RBA – Aparente avanço institucional, raro no atual momento, o direito de negociação coletiva dos servidores públicos não resistiu à passagem pelo Palácio do Planalto. Michel Temer vetou integralmente o Projeto de Lei 3.831/2015 (e 397/15 no Senado), que “estabelece normas gerais para a negociação coletiva na administração pública direta, nas autarquias e nas fundações públicas dos poderes da União dos Estados, do Distrito Federal e dos Municípios”. O governo alegou inconstitucionalidade, argumento “esdrúxulo”, segundo o Departamento Intersindical de Assessoria Parlamentar (Diap). A decisão irritou inclusive a base aliada.
“A aprovação do projeto de lei foi o único avanço para os servidores, desde o impeachment de Dilma: sentar-se à mesa para negociar as demandas, antes de qualquer iniciativa de greve ou paralisação, constitui-se sem dúvida numa demonstração de maturidade das partes envolvidas no processo negocial. Mas o atual governo preferiu a saída mais fácil e cômoda”, afirma o Diap. O projeto havia chegado para sanção presidencial em 27 de novembro. Representantes dos servidores esperavam veto em alguns itens, mas não na íntegra.
No veto, publicado na edição de hoje (18) no Diário Oficial da União, Temer alegou que a medida representava invasão de competência legislativa de estados, municípios e do Distrito Federal, “não cabendo à União editar pretensa normal geral sobre negociação coletiva”. O Diap rebate o argumento, lembrando que em 2010 o Brasil ratificou a Convenção 151, da Organização Internacional do Trabalho (OIT), sobre direito de sindicalização e relações do trabalho na administração pública.
Agora, o esforço precisa ser direcionado para a derrubada do veto no Congresso. O Diap lembra que, para isso, é preciso obter maioria absoluta nas duas Casas (41 votos no Senado e 257 na Câmara).
A regulamentação da negociação coletiva e do direito de greve no serviço público são demandas do funcionalismo que vêm desde a Constituição de 1988. O projeto prevê que a negociação coletiva seja regra permanente, legal, de solução de conflitos.
Há também uma questão em aberto sobre o direito de greve.

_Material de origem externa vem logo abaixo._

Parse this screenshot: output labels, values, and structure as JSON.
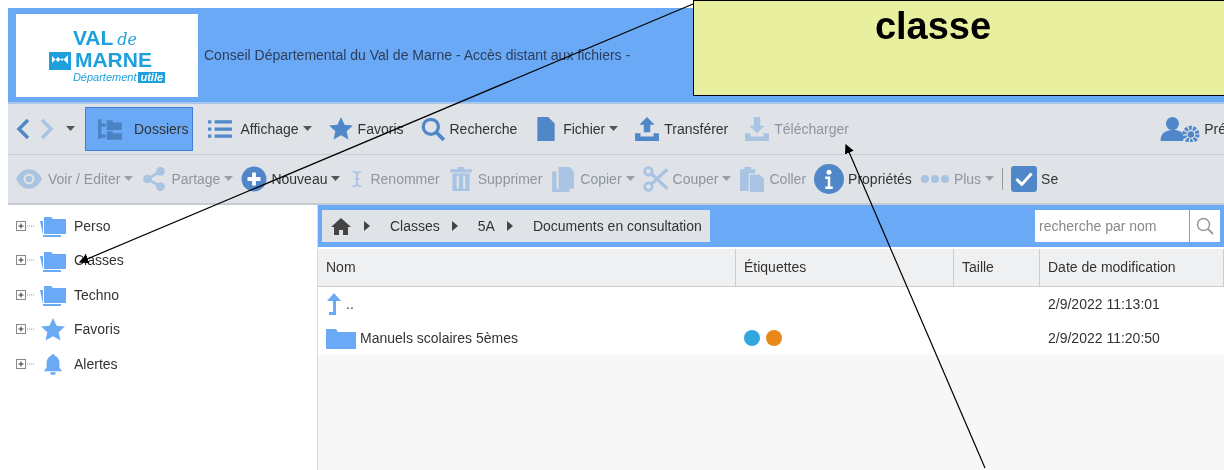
{
  "logo": {
    "line1": "VAL",
    "line1_script": "de",
    "line2": "MARNE",
    "tagline": "Département",
    "tag": "utile"
  },
  "banner": {
    "title": "Conseil Départemental du Val de Marne - Accès distant aux fichiers -"
  },
  "callout": {
    "text": "classe"
  },
  "toolbar": [
    {
      "kind": "back",
      "disabled": false
    },
    {
      "kind": "forward",
      "disabled": true
    },
    {
      "kind": "history",
      "disabled": false
    },
    {
      "label": "Dossiers",
      "kind": "folders",
      "selected": true,
      "disabled": false,
      "menu": false
    },
    {
      "label": "Affichage",
      "kind": "list",
      "selected": false,
      "disabled": false,
      "menu": true
    },
    {
      "label": "Favoris",
      "kind": "star",
      "selected": false,
      "disabled": false,
      "menu": false
    },
    {
      "label": "Recherche",
      "kind": "search",
      "selected": false,
      "disabled": false,
      "menu": false
    },
    {
      "label": "Fichier",
      "kind": "file",
      "selected": false,
      "disabled": false,
      "menu": true
    },
    {
      "label": "Transférer",
      "kind": "upload",
      "selected": false,
      "disabled": false,
      "menu": false
    },
    {
      "label": "Télécharger",
      "kind": "download",
      "selected": false,
      "disabled": true,
      "menu": false
    }
  ],
  "toolbar_right": {
    "label": "Pré"
  },
  "actions": [
    {
      "label": "Voir / Editer",
      "kind": "eye",
      "disabled": true,
      "menu": true
    },
    {
      "label": "Partage",
      "kind": "share",
      "disabled": true,
      "menu": true
    },
    {
      "label": "Nouveau",
      "kind": "plus",
      "disabled": false,
      "menu": true
    },
    {
      "label": "Renommer",
      "kind": "cursor",
      "disabled": true,
      "menu": false
    },
    {
      "label": "Supprimer",
      "kind": "trash",
      "disabled": true,
      "menu": false
    },
    {
      "label": "Copier",
      "kind": "copy",
      "disabled": true,
      "menu": true
    },
    {
      "label": "Couper",
      "kind": "scissors",
      "disabled": true,
      "menu": true
    },
    {
      "label": "Coller",
      "kind": "paste",
      "disabled": true,
      "menu": false
    },
    {
      "label": "Propriétés",
      "kind": "info",
      "disabled": false,
      "menu": false
    },
    {
      "label": "Plus",
      "kind": "dots",
      "disabled": true,
      "menu": true
    },
    {
      "label": "Se",
      "kind": "check",
      "disabled": false,
      "menu": false,
      "separator": true
    }
  ],
  "tree": [
    {
      "label": "Perso",
      "kind": "folder"
    },
    {
      "label": "Classes",
      "kind": "folder"
    },
    {
      "label": "Techno",
      "kind": "folder"
    },
    {
      "label": "Favoris",
      "kind": "star"
    },
    {
      "label": "Alertes",
      "kind": "bell"
    }
  ],
  "breadcrumb": [
    "Classes",
    "5A",
    "Documents en consultation"
  ],
  "search": {
    "placeholder": "recherche par nom"
  },
  "table": {
    "columns": [
      "Nom",
      "Étiquettes",
      "Taille",
      "Date de modification"
    ],
    "rows": [
      {
        "kind": "parent",
        "name": "..",
        "tags": [],
        "date": "2/9/2022 11:13:01"
      },
      {
        "kind": "folder",
        "name": "Manuels scolaires 5èmes",
        "tags": [
          {
            "color": "#33a7e0"
          },
          {
            "color": "#e8891a"
          }
        ],
        "date": "2/9/2022 11:20:50"
      }
    ]
  }
}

Há pouco mais de um ano, o Supremo Tribunal Federal (STF) decidiu aplicar a Lei 7.789 (Lei de Greve para o setor privado) na área pública, determinando que a administração pode descontar dias parados por greve. Segundo aquela decisão, o desconto não poderá ser aplicado se ficar demonstrado que a greve ocorreu por “conduta ilícita” do poder público.

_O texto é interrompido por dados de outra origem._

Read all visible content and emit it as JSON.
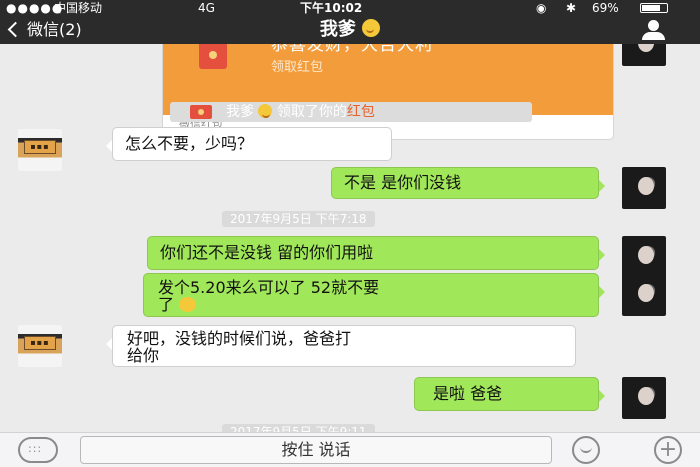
{
  "status_bar": {
    "carrier": "中国移动",
    "network": "4G",
    "time": "下午10:02",
    "battery": "69%"
  },
  "nav": {
    "back": "微信(2)",
    "title": "我爹"
  },
  "red_packet": {
    "title": "恭喜发财，大吉大利",
    "action": "领取红包",
    "footer": "微信红包"
  },
  "system_notice": {
    "name": "我爹",
    "middle": "领取了你的",
    "highlight": "红包"
  },
  "messages": {
    "m1": "怎么不要，少吗？",
    "m2": "不是 是你们没钱",
    "ts1": "2017年9月5日 下午7:18",
    "m3": "你们还不是没钱 留的你们用啦",
    "m4_line1": "发个5.20来么可以了 52就不要",
    "m4_line2": "了",
    "m5_line1": "好吧，没钱的时候们说，爸爸打",
    "m5_line2": "给你",
    "m6": "是啦 爸爸",
    "ts2": "2017年9月5日 下午9:11"
  },
  "input_bar": {
    "hold_to_talk": "按住 说话"
  },
  "colors": {
    "header": "#2b2b2b",
    "chat_bg": "#ebebeb",
    "bubble_green": "#a0e75a",
    "red_packet": "#f39c3c",
    "highlight_red": "#e6632d"
  }
}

Em setembro, ao falar à RBA, o secretário-adjunto de Relações do Trabalho da CUT e funcionário público federal Pedro Armengol já previa dificuldades em relação ao projeto de negociação coletiva. “Com a realidade que estamos vivendo no país, acho muito difícil sancionar esse projeto”, afirmou na ocasião. “Tenho dúvidas se prefeitos e governadores vão assistir passivamente a essa questão.” Ele lembrava que “99,9%” das greves no funcionalismo são, basicamente, para abrir negociação.

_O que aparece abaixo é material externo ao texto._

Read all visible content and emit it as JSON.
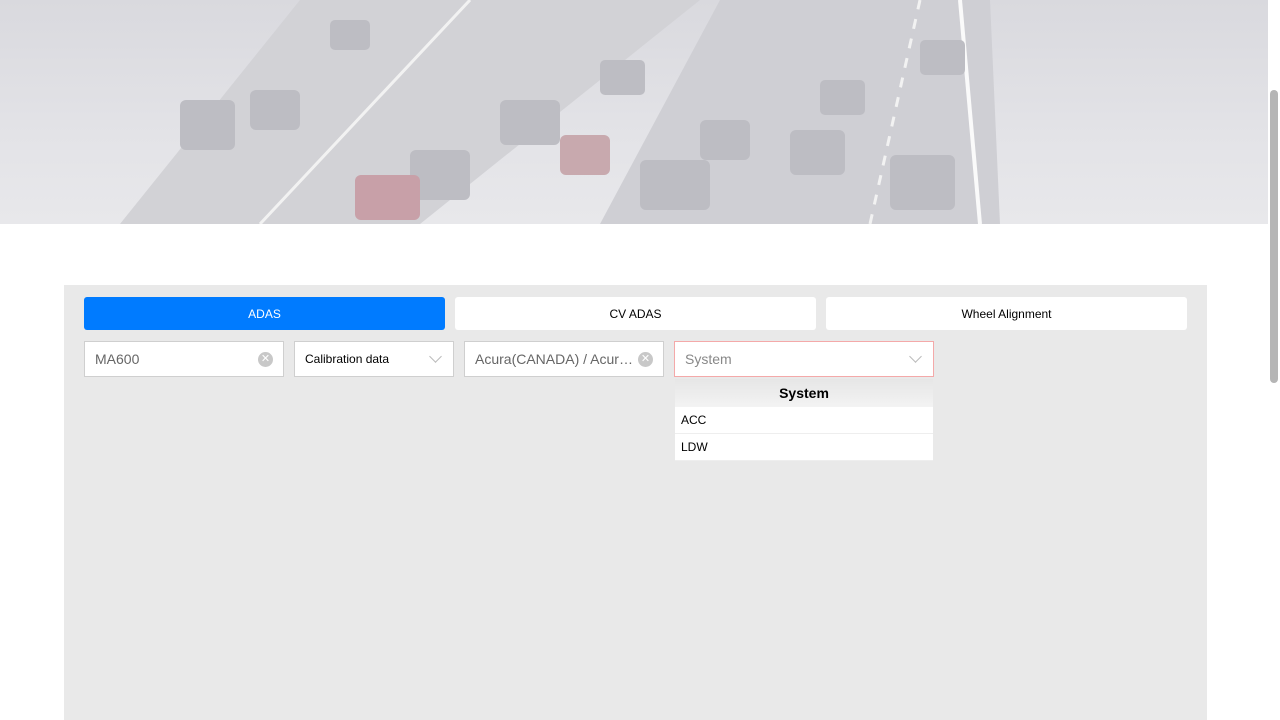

Em rede social, o senador Antonio Anastasia (PSDB-MG), autor do projeto, criticou “mais um equívoco” do governo que, segundo ele, “se enfraquece a cada dia e que demonstra, nesse caso, seu descaso e descompromisso com o servidor público”. Ele lamentou que o mesmo Executivo supostamente defensor da negociação coletiva no setor privado, via “reforma” trabalhista, agora se negue a dialogar com o funcionalismo.
O tucano pediu apoio de senadores e deputados para trabalhar, “de forma firme e vigorosa”, pela derrubada do veto.